We weren’t an art museum kind of family, growing up. We were a Velveeta and sitcoms and pop-up camper family. My mother brought three kids to the union with my step-father; he brought three. The main thing the six of us had in common was that we were all stuck orbiting a calamitously ill-advised marriage.
(Also, were there even any art museums in Miami when I was young? I know it’s all chichi and Art Basel-y today, but then?)
We were, however, a board game family. Or, more accurately I suppose, we were board game kids. I discovered art by way of Masterpiece, the old Parker Brothers game.

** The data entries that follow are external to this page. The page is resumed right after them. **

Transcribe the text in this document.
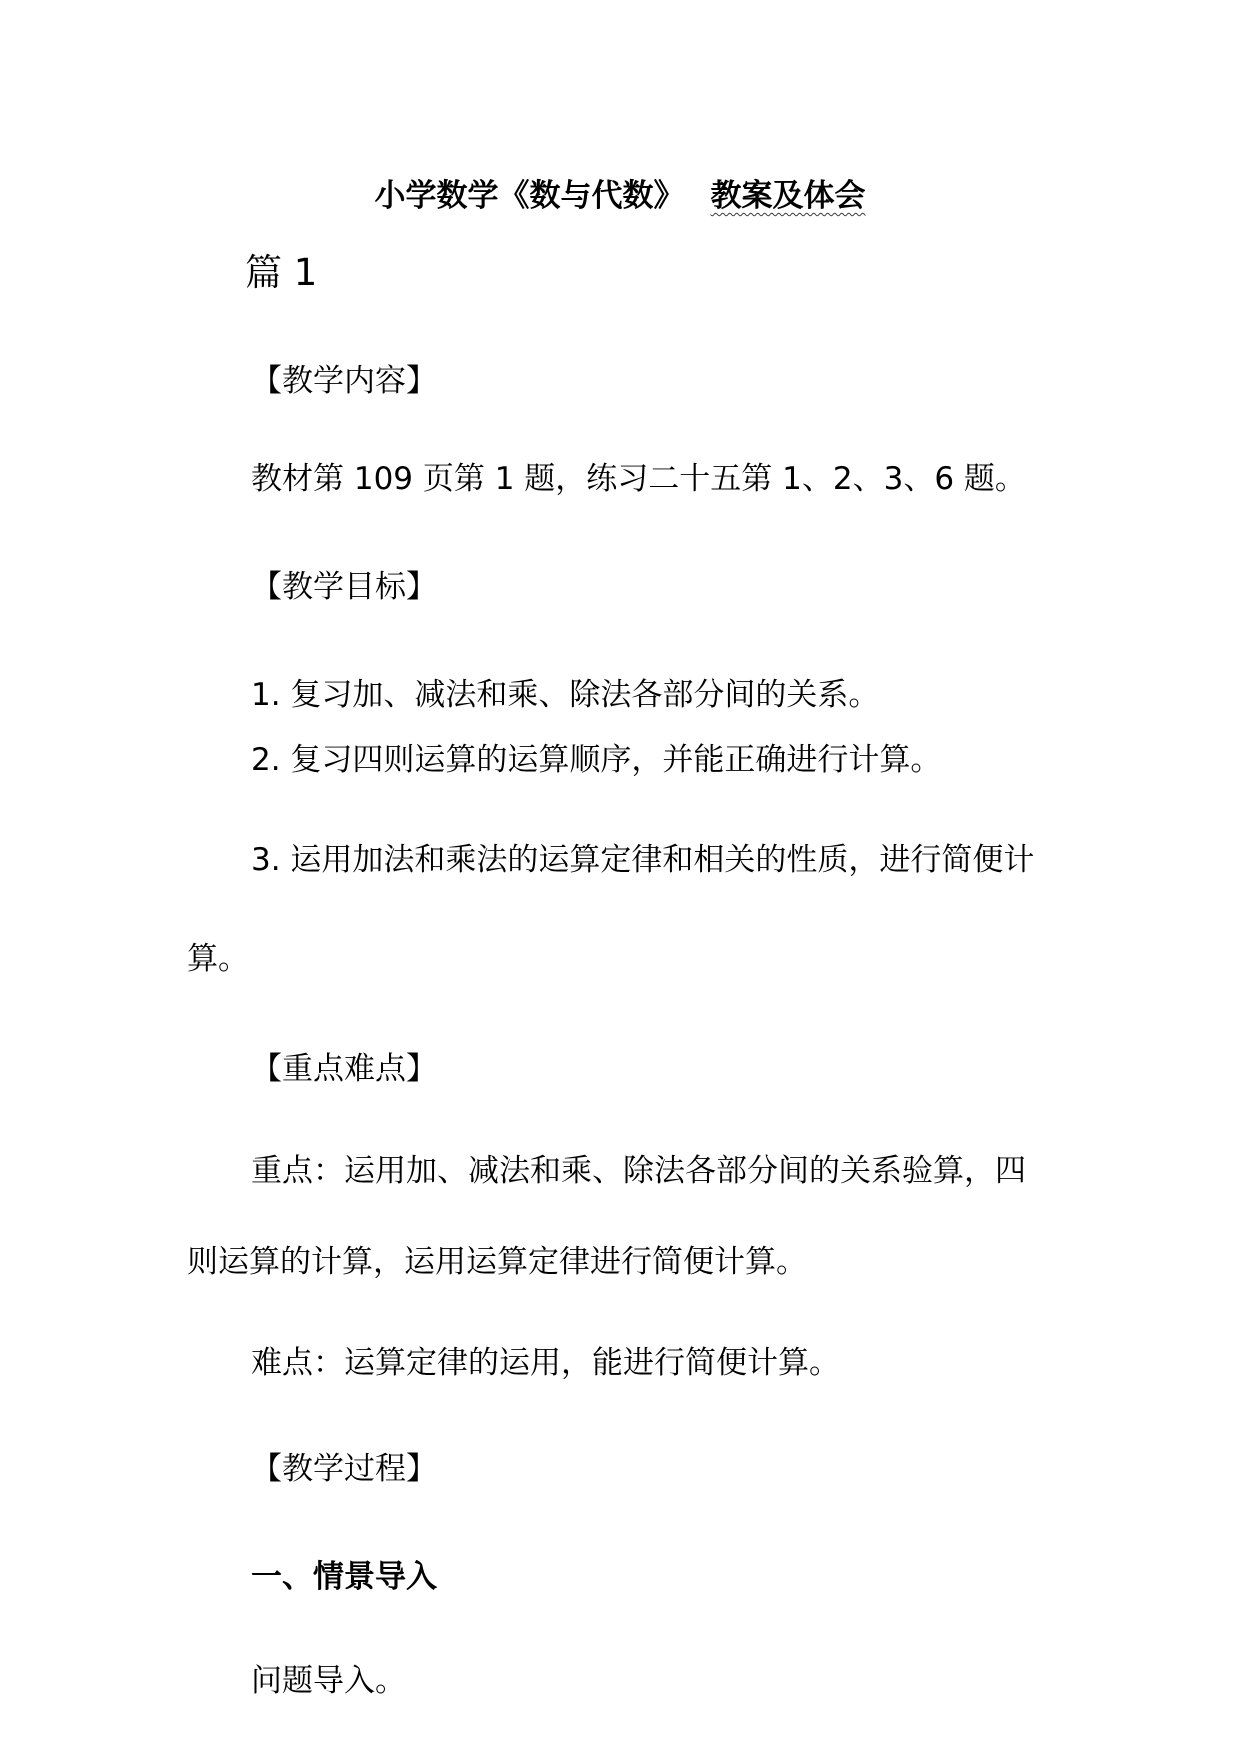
小学数学《数与代数》 教案及体会
篇 1
【教学内容】
教材第 109 页第 1 题，练习二十五第 1、2、3、6 题。
【教学目标】
1. 复习加、减法和乘、除法各部分间的关系。
2. 复习四则运算的运算顺序，并能正确进行计算。
3. 运用加法和乘法的运算定律和相关的性质，进行简便计
算。
【重点难点】
重点：运用加、减法和乘、除法各部分间的关系验算，四
则运算的计算，运用运算定律进行简便计算。
难点：运算定律的运用，能进行简便计算。
【教学过程】
一、情景导入
问题导入。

The rules, such as they were, were silly. You tried to outbid the other players at an art auction, but a good percentage of the paintings turned out to be forgeries. I can still remember how this rankled — your fortunes in a game should have something to do with your own wits, they shouldn’t be governed solely by dumb luck.

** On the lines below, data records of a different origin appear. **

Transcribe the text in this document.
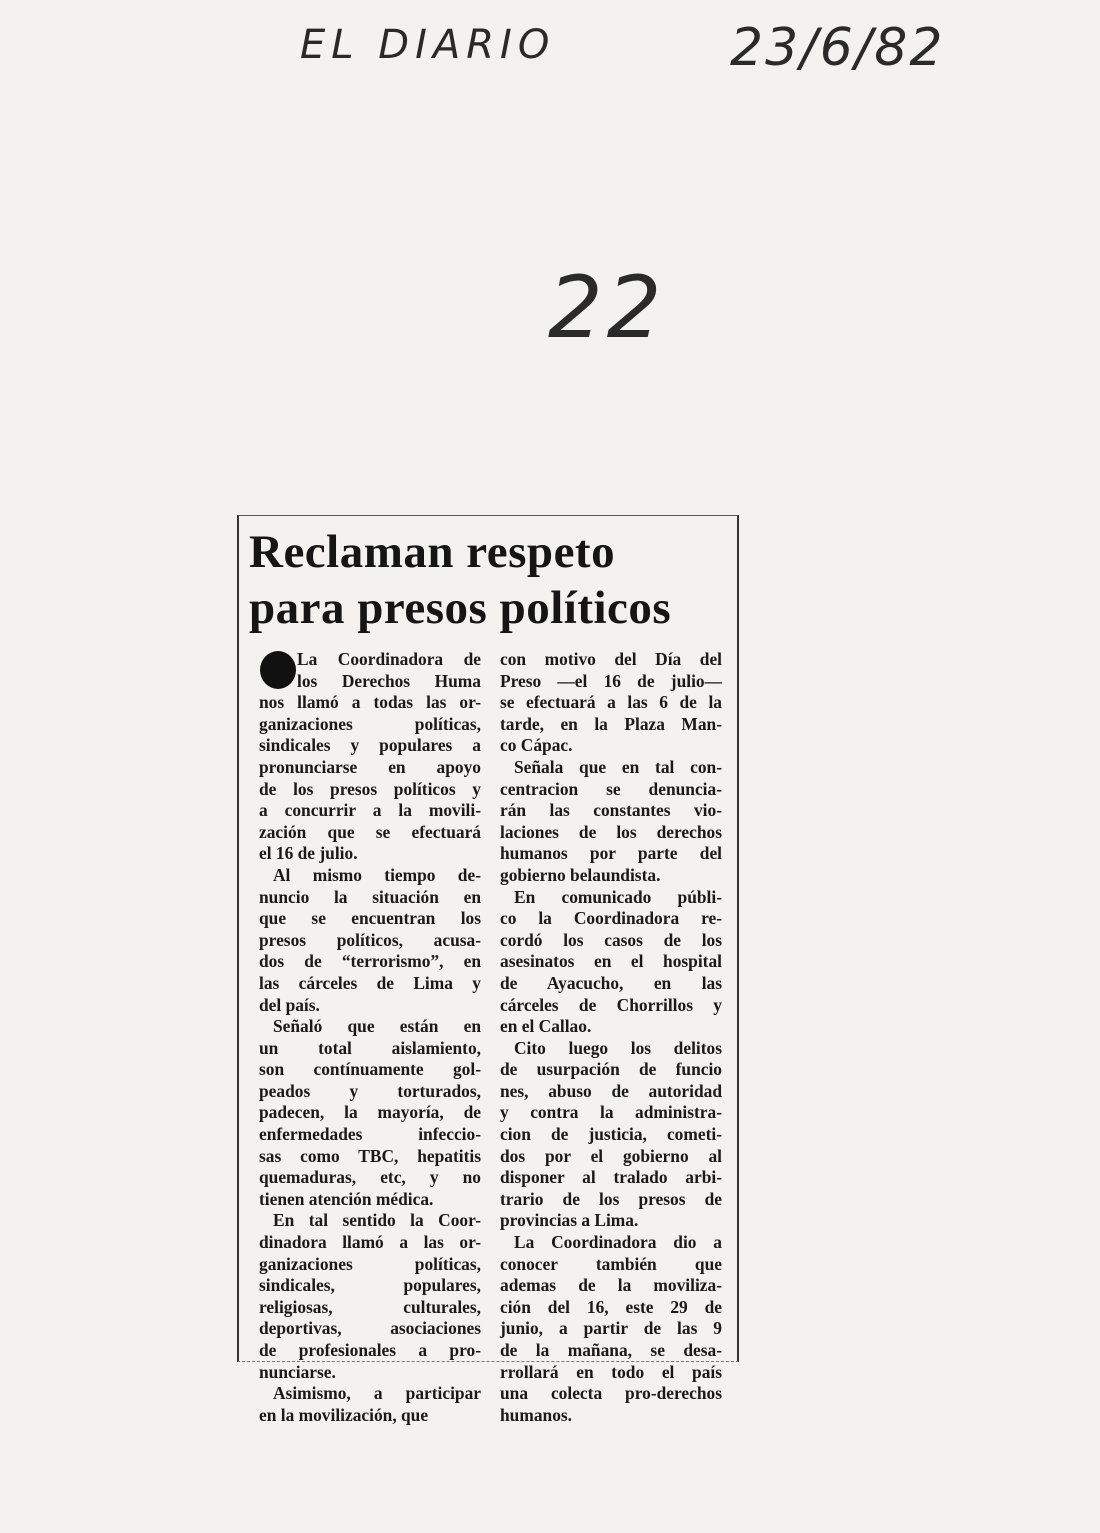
EL DIARIO	23/6/82
22
Reclaman respeto
para presos políticos
La Coordinadora de
los Derechos Huma
nos llamó a todas las or-
ganizaciones políticas,
sindicales y populares a
pronunciarse en apoyo
de los presos políticos y
a concurrir a la movili-
zación que se efectuará
el 16 de julio.
Al mismo tiempo de-
nuncio la situación en
que se encuentran los
presos políticos, acusa-
dos de “terrorismo”, en
las cárceles de Lima y
del país.
Señaló que están en
un total aislamiento,
son contínuamente gol-
peados y torturados,
padecen, la mayoría, de
enfermedades infeccio-
sas como TBC, hepatitis
quemaduras, etc, y no
tienen atención médica.
En tal sentido la Coor-
dinadora llamó a las or-
ganizaciones políticas,
sindicales, populares,
religiosas, culturales,
deportivas, asociaciones
de profesionales a pro-
nunciarse.
Asimismo, a participar
en la movilización, que
con motivo del Día del
Preso —el 16 de julio—
se efectuará a las 6 de la
tarde, en la Plaza Man-
co Cápac.
Señala que en tal con-
centracion se denuncia-
rán las constantes vio-
laciones de los derechos
humanos por parte del
gobierno belaundista.
En comunicado públi-
co la Coordinadora re-
cordó los casos de los
asesinatos en el hospital
de Ayacucho, en las
cárceles de Chorrillos y
en el Callao.
Cito luego los delitos
de usurpación de funcio
nes, abuso de autoridad
y contra la administra-
cion de justicia, cometi-
dos por el gobierno al
disponer al tralado arbi-
trario de los presos de
provincias a Lima.
La Coordinadora dio a
conocer también que
ademas de la moviliza-
ción del 16, este 29 de
junio, a partir de las 9
de la mañana, se desa-
rrollará en todo el país
una colecta pro-derechos
humanos.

But it didn’t matter. It wasn’t the game I was interested in; it was the set pieces, the paintings. There were two dozen of them, ranging from Bernardo Martorell’s St. George and the Dragon to Picasso’s Sylvette (Portrait of Mlle. D.), a half-millennium of art reproduced on 3 1/2 x 5 1/2 inch note cards.
I found the paintings by turns puzzling, charming, shocking, mysterious, preachy, fantastic, cryptic, soothing, engrossing. I didn’t love them all. Renoir’s On the Terrace was, even then, too pretty for me, El Greco’s The Assumption of the Virgin, too didactic.
My preteen imagination latched on to the paintings in which the action was frozen mid-scene: Winslow Homer’s The Herring Net, Gustave Caillebotte’s Place de l’Europe on a Rainy Day, and that most narrative of narrative paintings, Hopper’s Nighthawks.
Chagall’s The Circus Rider made me think that the soul has a color, and it’s blue.
I remember feeling all angsty about Jackson Pollock’s Greyed Rainbow. Why was this Art? What was wrong with me that I didn’t get it? It felt like an inside joke of some kind, one that I was meant to be the butt of. While, today, I’m completely and happily reconciled to Pollock, I remain familiar with the angsty feeling — it still overtakes me from time to time in the contemporary wing of my local art museum.
One of the Masterpiece paintings is an obvious forebear to the art I make. But, looking back, I’m unable to remember anything I thought about Hans Hoffman’s The Golden Wall. I guess it didn’t make a big impression on me.
A decade later, I was living and studying in Chicago. I wandered into the Art Institute one day and THERE THEY WERE, my Masterpiece paintings, in the pigmented flesh (the Art Institute affiliation is noted on the backs of the game cards, but I hadn’t retained that information). The first one I spotted (I can’t remember now which one it was), I was like, oh my god that’s from Masterpiece, and then, improbably, I spied another. At some point it dawned on me: they were all there. I got as close to each painting as I could, greedy to drink it in with my own eyes: brushstrokes, edges, how paint was lacquered or dabbled on, oh wow signatures. I stood back to allow the effect of each to wash over me, observe how its color vibrated or whispered, absorb the architecture of its values. The next day I went back and did it all again.
It would sound overly theatrical were I to say that that day at the Art Institute was the second-most formative experience of my painting life (Masterpiece being, of course, the first) so instead I’ll say this: on that day, I was newly on my own, a thousand miles removed from other people’s crap decisions, beginning to become comfortable with thinking what I thought and valuing what I valued. The Masterpiece paintings came to represent that for me — as, in truth, they always had.
Really beautiful writing ♥️
How lucky to encounter so many masters and masterpieces at your young age! Nice!